Tandem Felix revealed their new single ‘Ryan Hoguet’/’How Strange, The Weather’ on Sunday. It followed the release of the Popcorn EP in April, which drew widespread plaudits. They seem more confident on ‘Ryan Hoguet’, a song that finds the Dublin four piece in no rush whatsoever. It’s built around the refrain, “can we stay with you a while? From a thousand miles away, can we stay?” A slowly evolving four and a half minutes, it actually makes sense hearing the track on a Sunday. The verbose second track comes in on Elliot Smith vibes before taking a turn for Radiohead territory. They employ silence, echoed laughter and a distant, simple guitar line to woo the listener. And it works, too. David Tapley says the songs are inspired by the time he spent in the US in summer 2012. ‘Ryan Hoguet’ is “an ode to a kind man I befriended in San Francisco”, while ‘How Strange, The Weather’ is a song “about struggling with and overcoming a creative slump. Tandem Felix, completed by Evan Keogh, Fiachra Kinder and Conor Muldowney, launch the single at the Button Factory on Wednesday, December 11. Support comes from Other Creatures. Released on Trout Records, you can download the single for €2 at Tandem Felix’s Bandcamp page, or order it on 7″ for €7. There’s a little more info from David about the songs after the jump.

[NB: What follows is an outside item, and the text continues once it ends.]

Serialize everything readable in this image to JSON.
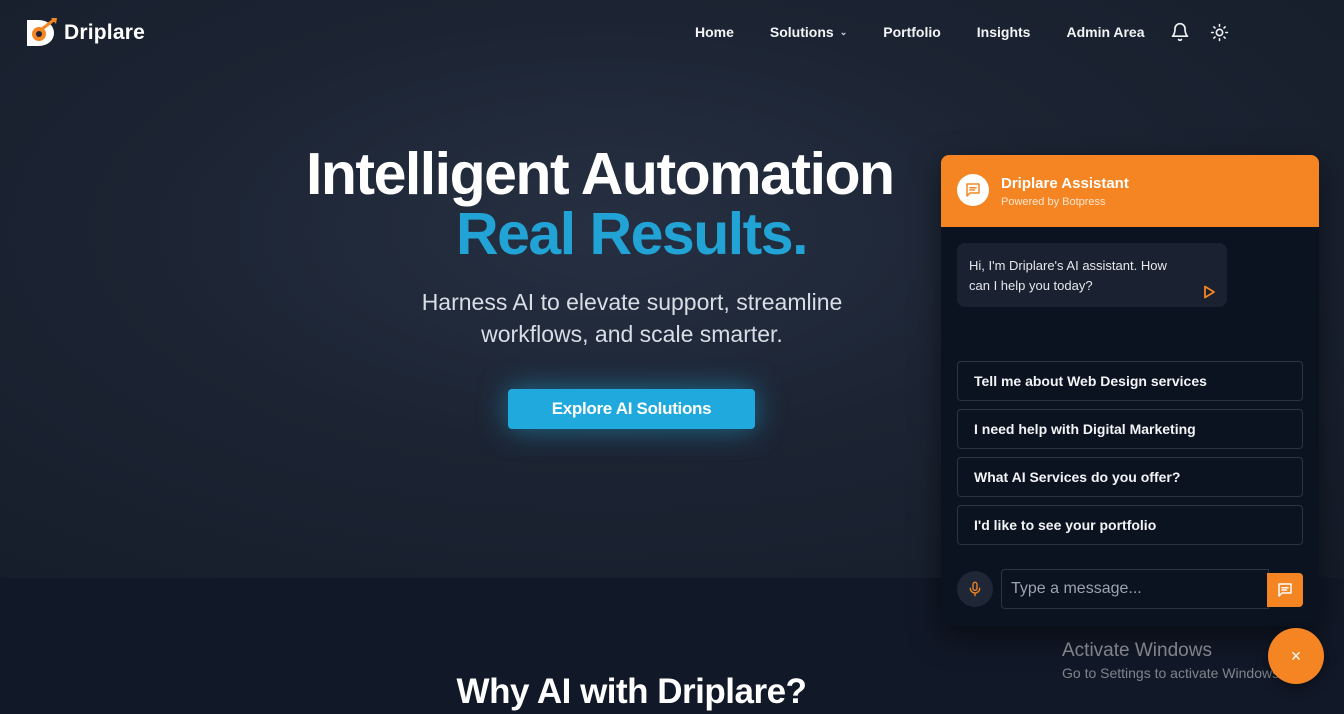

“Unlike our first EP, Popcorn, which we recorded all together in the comfort of a studio with a well-stocked arsenal, these new songs were recorded mostly alone at my family home, with very minimal equipment and instrumentation. We approached the recording in a completely different way too. Most of the instrumentation was recorded by myself (since the bass guitar parts were stolen away from him, Evan was forced to make his backing-vocal debut). The drums were recorded as an improvisation, then chopped up and looped to add to this minimal fashion. Since it is our first time to print on vinyl, I wanted to do something different. Each one of the 250 records comes with a hand-painted sleeve by Dublin artist Salvatore Fullam. From number 1 to 250, the cover art shifts and changes as the colour palette evolves and the style becomes more practised and comfortable. Each record stands alone as an embodiment of the time and effort spent by both songwriter and painter.”